Al Centro Spaziale del Fucino sorgerà il centro di controllo della nuova costellazione di satelliti europea Iris2 per le connessioni Internet: è quanto ha annunciato il Ministro delle Imprese e del Made in Italy, Adolfo Urso, in visita al centro, nell’evento organizzato da Telespazio (Leonardo-Thales) e Leonardo. “Si tratta di un investimento di 50 milioni di euro con circa 200 nuovi occupati, che di fatto raddoppierà l’attuale Centro Spaziale,” ha spiegato Urso. “Siamo riusciti a ottenere che il principale dei 3 centri di controllo della nuova costellazione iris2 sia qui nel Fucino, gli altri due saranno uno in Francia e un altro in Lussemburgo“. “L’annuncio sarà ufficializzato nei prossimi giorni dalla Commissione Europea,” ha aggiunto Urso. Iris2 dovrebbe diventare operativa nel 2027.

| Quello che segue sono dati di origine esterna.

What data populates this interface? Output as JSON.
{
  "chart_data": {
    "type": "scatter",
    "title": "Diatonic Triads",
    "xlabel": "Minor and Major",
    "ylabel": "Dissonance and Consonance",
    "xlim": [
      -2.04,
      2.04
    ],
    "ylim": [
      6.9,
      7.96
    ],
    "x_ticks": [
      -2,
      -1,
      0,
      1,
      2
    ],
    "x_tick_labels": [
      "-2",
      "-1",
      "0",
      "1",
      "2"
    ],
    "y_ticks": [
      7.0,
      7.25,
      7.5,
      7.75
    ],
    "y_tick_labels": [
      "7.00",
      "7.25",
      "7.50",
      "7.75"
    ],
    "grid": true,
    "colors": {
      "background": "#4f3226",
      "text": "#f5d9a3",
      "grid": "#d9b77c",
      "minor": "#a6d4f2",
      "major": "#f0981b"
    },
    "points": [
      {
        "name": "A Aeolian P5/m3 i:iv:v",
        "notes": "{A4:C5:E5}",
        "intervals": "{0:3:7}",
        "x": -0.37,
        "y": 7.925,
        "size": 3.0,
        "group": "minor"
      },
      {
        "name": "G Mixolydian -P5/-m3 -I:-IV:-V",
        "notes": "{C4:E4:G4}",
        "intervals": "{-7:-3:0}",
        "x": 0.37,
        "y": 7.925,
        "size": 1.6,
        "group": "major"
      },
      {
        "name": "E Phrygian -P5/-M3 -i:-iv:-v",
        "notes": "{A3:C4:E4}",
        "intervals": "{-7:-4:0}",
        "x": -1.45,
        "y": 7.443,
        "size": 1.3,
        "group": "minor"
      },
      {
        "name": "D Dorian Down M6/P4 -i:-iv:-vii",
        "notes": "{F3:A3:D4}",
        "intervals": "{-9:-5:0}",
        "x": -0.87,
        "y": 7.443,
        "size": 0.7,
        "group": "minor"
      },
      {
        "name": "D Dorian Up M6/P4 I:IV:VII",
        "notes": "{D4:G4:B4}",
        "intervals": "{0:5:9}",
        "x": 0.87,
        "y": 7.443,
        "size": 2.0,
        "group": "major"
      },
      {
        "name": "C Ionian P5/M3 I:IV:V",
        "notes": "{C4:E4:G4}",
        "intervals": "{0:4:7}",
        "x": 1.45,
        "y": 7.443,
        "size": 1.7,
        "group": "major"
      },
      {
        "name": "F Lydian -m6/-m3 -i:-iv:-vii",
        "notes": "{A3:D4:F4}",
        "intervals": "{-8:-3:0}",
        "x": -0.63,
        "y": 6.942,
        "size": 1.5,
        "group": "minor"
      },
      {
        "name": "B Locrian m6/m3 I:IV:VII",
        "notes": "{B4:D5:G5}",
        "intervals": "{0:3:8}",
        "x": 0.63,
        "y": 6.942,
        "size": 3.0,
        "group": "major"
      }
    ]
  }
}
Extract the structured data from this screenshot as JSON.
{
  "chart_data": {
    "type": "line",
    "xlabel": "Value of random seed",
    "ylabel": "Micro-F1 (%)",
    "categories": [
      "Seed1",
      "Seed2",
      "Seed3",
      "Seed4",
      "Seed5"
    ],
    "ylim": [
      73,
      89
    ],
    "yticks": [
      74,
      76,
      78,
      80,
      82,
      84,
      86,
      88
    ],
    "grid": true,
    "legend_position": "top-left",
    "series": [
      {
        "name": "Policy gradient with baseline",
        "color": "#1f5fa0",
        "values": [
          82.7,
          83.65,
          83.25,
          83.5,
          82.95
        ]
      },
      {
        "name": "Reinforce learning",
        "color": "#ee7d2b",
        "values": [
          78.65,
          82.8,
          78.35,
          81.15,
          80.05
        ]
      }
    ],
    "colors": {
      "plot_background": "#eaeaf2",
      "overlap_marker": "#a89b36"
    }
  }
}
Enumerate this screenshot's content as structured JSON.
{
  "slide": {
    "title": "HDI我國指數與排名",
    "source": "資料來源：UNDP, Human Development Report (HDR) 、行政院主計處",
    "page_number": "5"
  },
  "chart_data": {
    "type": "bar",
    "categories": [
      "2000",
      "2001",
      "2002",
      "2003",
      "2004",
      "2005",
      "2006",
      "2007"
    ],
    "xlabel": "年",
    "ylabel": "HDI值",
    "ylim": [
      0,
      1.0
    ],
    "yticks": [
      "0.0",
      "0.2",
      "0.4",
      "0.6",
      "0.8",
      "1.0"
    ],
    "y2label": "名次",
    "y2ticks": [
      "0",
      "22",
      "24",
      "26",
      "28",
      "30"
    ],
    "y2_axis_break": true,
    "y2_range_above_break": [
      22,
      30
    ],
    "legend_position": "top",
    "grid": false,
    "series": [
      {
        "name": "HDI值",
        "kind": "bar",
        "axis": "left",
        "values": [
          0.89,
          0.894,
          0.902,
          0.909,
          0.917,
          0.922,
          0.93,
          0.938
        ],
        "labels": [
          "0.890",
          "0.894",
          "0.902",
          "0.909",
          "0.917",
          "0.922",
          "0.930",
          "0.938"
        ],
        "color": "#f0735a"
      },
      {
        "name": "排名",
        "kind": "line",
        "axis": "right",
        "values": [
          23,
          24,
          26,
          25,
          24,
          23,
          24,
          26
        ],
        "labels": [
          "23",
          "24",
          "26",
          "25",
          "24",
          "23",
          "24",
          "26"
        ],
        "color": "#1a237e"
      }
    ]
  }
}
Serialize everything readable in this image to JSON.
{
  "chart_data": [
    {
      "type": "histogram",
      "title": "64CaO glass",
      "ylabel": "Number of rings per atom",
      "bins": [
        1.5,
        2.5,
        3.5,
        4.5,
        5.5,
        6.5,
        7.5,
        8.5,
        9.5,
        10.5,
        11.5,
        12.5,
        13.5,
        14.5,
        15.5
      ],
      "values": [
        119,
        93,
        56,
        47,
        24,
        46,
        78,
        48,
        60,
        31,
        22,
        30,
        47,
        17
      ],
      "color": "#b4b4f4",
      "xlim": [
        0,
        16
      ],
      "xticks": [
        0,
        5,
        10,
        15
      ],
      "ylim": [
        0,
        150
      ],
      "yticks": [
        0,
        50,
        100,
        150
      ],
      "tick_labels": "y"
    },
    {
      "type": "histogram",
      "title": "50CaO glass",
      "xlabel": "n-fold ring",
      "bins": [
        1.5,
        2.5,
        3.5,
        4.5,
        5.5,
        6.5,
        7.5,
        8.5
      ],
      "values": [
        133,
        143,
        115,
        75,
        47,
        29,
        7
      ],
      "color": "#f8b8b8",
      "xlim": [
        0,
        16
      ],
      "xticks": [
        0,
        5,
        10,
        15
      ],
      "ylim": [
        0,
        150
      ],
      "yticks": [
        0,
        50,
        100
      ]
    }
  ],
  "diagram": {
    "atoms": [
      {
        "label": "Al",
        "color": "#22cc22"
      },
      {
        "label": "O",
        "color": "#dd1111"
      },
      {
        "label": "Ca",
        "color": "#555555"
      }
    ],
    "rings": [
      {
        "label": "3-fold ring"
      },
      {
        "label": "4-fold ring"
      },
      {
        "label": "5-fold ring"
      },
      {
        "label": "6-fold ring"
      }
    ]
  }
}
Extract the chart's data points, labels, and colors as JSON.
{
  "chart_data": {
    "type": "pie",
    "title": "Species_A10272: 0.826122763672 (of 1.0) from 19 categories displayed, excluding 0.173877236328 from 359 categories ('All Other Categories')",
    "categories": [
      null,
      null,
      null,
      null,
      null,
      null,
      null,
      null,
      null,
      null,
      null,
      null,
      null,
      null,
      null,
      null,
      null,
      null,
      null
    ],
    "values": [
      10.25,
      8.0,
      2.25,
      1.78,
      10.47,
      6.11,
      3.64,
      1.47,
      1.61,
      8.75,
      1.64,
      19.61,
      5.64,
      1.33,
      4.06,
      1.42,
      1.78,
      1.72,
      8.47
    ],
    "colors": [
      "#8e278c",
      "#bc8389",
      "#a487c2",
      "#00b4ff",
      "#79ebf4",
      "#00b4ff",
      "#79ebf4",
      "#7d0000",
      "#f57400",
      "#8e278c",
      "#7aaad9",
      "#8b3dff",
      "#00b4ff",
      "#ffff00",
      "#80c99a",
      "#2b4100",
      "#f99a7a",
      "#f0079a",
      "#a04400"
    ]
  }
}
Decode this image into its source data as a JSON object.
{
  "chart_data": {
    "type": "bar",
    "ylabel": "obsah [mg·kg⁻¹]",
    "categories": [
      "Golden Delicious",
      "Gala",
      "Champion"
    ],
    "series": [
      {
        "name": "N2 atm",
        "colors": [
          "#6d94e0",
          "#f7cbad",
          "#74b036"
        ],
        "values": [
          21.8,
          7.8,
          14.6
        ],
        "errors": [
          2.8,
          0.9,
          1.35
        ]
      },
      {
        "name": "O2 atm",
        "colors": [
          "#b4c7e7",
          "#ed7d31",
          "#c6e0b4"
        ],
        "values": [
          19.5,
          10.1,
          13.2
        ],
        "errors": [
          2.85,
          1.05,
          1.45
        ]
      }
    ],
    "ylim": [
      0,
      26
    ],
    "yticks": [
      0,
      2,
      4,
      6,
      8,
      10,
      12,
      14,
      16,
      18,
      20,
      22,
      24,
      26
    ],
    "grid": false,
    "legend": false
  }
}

Il passo successivo, secondo Urso, deve essere obbligatoriamente una legge che regoli l’attività nello spazio: “oggi è diventata necessaria perché nello spazio vanno anche i privati e quindi c’è bisogno di regole. Lo è tanto più in Italia perché, nei prossimi anni, potrebbe diventare uno dei principali Paesi dai quali partiranno turisti nello spazio. La legge è già in cantiere e prevista nella manovra economica”.
L’individuazione del Centro spaziale del Fucino come centro di controllo per la costellazione satellitare Iris2 “è una cosa importante per il nostro Paese“, ha affermato Teodoro Valente, Presidente dell’Agenzia Spaziale Italiana. Per Valente si tratta di un programma europeo “destinato alle telecomunicazioni sicure” che “avrà un impatto rilevante e notevole per tutti i prossimi anni”.